By the way, defined like that, it becomes natural to link the strategic side of architecture to ‘the art of the long view’ as Peter Schwartz called scenario planning in his book of the same title. Note: the scenarios (‘plots’) are not helpful/needed in enterprise architecture (same video as mentioned above, a bit further in). The uncertainties alone will do the job. Actually, uncertainty planning would have been a better name for the methodology; the actual scenarios (‘plots’) are not the most important part of scenario planning, just a way to make it more manageable. But I digress (as usual).

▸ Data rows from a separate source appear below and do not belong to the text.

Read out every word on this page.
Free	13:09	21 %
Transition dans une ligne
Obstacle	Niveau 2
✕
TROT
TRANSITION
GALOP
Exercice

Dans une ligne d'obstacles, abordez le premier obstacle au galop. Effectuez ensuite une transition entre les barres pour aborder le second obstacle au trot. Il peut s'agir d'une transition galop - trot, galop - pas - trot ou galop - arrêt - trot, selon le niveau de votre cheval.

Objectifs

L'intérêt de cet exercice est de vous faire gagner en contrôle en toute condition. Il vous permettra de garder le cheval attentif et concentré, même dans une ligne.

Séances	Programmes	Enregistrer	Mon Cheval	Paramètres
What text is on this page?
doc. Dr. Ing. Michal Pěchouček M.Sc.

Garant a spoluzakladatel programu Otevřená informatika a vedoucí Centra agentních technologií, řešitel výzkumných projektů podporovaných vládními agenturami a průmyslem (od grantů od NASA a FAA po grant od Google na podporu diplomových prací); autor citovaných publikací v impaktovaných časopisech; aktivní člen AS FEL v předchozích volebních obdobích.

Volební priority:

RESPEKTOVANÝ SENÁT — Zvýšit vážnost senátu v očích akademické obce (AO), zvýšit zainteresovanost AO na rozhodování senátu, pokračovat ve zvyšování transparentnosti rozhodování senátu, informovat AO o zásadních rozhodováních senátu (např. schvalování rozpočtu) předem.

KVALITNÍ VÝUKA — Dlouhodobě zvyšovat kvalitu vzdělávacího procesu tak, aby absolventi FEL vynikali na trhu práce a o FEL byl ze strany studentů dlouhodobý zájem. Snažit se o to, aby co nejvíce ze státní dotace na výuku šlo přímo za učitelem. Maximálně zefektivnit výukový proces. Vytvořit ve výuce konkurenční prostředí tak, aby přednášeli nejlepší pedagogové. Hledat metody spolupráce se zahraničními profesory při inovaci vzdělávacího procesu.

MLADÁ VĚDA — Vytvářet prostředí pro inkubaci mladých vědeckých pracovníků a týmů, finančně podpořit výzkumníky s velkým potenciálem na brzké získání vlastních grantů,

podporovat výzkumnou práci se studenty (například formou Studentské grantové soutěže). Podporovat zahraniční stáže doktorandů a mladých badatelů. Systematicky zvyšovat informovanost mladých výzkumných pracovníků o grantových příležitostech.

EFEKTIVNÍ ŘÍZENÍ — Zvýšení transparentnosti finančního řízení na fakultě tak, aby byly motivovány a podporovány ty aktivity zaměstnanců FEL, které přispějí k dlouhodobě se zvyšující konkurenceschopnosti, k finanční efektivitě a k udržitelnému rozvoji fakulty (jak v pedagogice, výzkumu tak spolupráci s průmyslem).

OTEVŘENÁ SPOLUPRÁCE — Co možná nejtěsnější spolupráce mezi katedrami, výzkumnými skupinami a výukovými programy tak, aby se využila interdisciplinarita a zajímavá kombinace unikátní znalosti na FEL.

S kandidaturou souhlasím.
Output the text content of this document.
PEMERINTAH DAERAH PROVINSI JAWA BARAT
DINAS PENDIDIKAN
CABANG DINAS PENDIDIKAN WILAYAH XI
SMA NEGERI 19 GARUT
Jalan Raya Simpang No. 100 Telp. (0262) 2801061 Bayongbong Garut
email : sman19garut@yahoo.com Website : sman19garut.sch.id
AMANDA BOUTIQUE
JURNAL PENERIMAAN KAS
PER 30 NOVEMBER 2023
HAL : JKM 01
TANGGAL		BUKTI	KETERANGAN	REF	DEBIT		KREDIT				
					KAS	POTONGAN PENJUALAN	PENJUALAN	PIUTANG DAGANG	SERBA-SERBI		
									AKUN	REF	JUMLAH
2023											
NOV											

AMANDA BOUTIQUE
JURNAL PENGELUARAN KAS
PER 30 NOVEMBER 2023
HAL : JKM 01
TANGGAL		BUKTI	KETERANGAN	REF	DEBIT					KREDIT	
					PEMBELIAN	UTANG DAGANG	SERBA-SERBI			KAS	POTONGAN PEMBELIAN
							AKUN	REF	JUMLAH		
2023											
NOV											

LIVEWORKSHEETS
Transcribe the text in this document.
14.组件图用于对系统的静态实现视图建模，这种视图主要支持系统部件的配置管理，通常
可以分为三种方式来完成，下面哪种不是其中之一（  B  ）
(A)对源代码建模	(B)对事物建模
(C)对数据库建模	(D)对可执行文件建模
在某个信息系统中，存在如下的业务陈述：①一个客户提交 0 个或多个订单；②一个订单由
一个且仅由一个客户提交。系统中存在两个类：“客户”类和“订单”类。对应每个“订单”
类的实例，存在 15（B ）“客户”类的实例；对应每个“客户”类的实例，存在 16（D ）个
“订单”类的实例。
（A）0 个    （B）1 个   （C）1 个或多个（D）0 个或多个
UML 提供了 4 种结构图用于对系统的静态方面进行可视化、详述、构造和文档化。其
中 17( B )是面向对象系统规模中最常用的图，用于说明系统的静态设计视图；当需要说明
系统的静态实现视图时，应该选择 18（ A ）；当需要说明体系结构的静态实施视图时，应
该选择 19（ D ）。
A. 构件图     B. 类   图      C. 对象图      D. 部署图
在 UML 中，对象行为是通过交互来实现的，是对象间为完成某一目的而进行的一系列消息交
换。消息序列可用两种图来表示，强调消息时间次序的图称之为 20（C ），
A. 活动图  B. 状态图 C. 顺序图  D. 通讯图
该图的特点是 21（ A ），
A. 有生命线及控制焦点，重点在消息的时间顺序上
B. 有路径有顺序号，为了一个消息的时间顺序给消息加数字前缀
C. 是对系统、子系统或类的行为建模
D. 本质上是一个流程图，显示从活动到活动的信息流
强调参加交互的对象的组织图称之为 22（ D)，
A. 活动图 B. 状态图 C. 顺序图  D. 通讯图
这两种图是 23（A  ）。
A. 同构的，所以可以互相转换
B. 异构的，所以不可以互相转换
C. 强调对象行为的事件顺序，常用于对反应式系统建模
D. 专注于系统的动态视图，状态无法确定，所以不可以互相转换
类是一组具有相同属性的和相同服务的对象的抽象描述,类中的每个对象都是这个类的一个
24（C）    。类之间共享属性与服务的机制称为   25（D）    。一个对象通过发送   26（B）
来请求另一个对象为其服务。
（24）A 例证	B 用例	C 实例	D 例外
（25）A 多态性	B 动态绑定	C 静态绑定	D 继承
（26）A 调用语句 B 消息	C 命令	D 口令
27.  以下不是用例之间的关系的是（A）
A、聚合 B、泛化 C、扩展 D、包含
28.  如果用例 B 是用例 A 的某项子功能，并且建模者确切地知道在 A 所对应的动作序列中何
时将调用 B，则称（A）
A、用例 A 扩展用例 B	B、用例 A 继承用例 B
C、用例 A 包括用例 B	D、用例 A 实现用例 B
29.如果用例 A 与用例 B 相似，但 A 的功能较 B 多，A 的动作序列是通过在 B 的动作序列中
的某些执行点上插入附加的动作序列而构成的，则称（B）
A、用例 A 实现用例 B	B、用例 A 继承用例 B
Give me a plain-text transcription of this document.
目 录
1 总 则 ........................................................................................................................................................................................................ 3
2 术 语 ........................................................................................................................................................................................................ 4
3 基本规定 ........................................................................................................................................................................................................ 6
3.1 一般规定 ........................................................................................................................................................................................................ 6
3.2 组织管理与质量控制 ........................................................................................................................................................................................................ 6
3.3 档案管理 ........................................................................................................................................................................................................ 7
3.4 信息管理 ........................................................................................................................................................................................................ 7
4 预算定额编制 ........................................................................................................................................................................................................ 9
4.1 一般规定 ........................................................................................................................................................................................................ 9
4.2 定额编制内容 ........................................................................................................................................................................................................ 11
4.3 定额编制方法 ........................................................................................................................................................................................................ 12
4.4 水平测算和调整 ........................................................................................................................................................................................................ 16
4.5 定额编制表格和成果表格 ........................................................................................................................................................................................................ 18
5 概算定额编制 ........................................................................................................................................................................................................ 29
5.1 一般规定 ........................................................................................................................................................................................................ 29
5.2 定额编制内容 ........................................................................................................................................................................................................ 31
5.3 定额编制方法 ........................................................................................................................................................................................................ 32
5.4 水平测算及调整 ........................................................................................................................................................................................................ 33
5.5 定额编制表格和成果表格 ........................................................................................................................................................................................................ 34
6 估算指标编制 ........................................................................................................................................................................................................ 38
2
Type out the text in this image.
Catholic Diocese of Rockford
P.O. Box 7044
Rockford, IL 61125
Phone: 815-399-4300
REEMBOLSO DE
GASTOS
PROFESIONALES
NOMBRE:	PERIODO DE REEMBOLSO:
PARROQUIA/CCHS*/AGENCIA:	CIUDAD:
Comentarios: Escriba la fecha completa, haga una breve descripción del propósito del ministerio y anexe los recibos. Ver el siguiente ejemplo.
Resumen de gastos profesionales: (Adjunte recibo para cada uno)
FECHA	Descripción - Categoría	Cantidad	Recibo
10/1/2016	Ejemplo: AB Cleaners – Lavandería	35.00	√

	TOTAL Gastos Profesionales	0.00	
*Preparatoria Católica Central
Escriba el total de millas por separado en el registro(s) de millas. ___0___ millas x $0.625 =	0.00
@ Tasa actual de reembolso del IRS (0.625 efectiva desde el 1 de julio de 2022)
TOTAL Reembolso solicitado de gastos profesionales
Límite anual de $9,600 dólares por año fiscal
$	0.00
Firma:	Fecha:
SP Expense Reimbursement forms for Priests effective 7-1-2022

Previous post in this column: Agile & Architecture 

2 Comments

  • abyshenk says:

    Very nice description. As an EA, I completely agree with the understanding that EAs MUST be deeply well-versed in the technology. While I spend significant time setting the architectural strategies, I still regularly design solutions AND write and review code. I very much like the last set of charts contrasting Architects at different levels based on the comprehensiveness of their Domain knowledge; that is exactly the distinction we use where I work. Moreover, I really appreciate the advice that enterprise landscape should be driven by architectural strategy rather than by business strategy and that good architects iterate and evolve the enterprise landscape as the business determines new goals.
    One thing I find curious is the admonishment that architectural principles are “generally useless and often toxic”. I did read the referenced post, but it provides scant support for its claim. While it is true that any “principle” can be misappropriated, misuse doesn’t mean the principle is flawed. I try to teach developers coding through example and instruction to help them understand why they would want to implement in some ways over other ways. I also ask developers to become familiar with Design Patterns and then, as we encounter specific problem spaces, I recommend applying the patterns that best address the problems. But I also ask developers to consider Design Principles that guide the overall organization of the architectural design. Applying the LIskov Substitution Principle and the Single Responsibility Principle result in considering the landscape at a level of abstraction that should become second nature for good developers.

    • Gerben Wierda says:

      Hi Andrew, the problem is not with guidelines (such as LSP for OO programmers) but with comply or explain. Comply or explain is inherently contradictory. If complying means that you do not have to explain, then complying is suggested to be ‘always OK’. But the ‘or explain’ part says that there may be reasons not to comply, so it is not ‘always OK’. That is a contradiction. Comply or explain is toxic in practice: people choose to comply in the exceptional situation where they should not. It is exactly right to say that what is behind the examples like LSP is that it is ‘second nature’ for good developers. So, good developers do not need the principle. One could say I prefer ‘the guides live inside the developer’ (nature, skills) and not ‘the developer lives inside the rules’ (stupid bureaucracy). The principles are not bad, generally they are ‘preferred outcomes’ that should be part of the nature of a developer. But putting the developers inside the constraints of the rules doesn’t turn bad developers in good developers. Hence, guidelines, fine. Principles: risky business. Design Patterns: very good. Blindly following design patterns: risky business.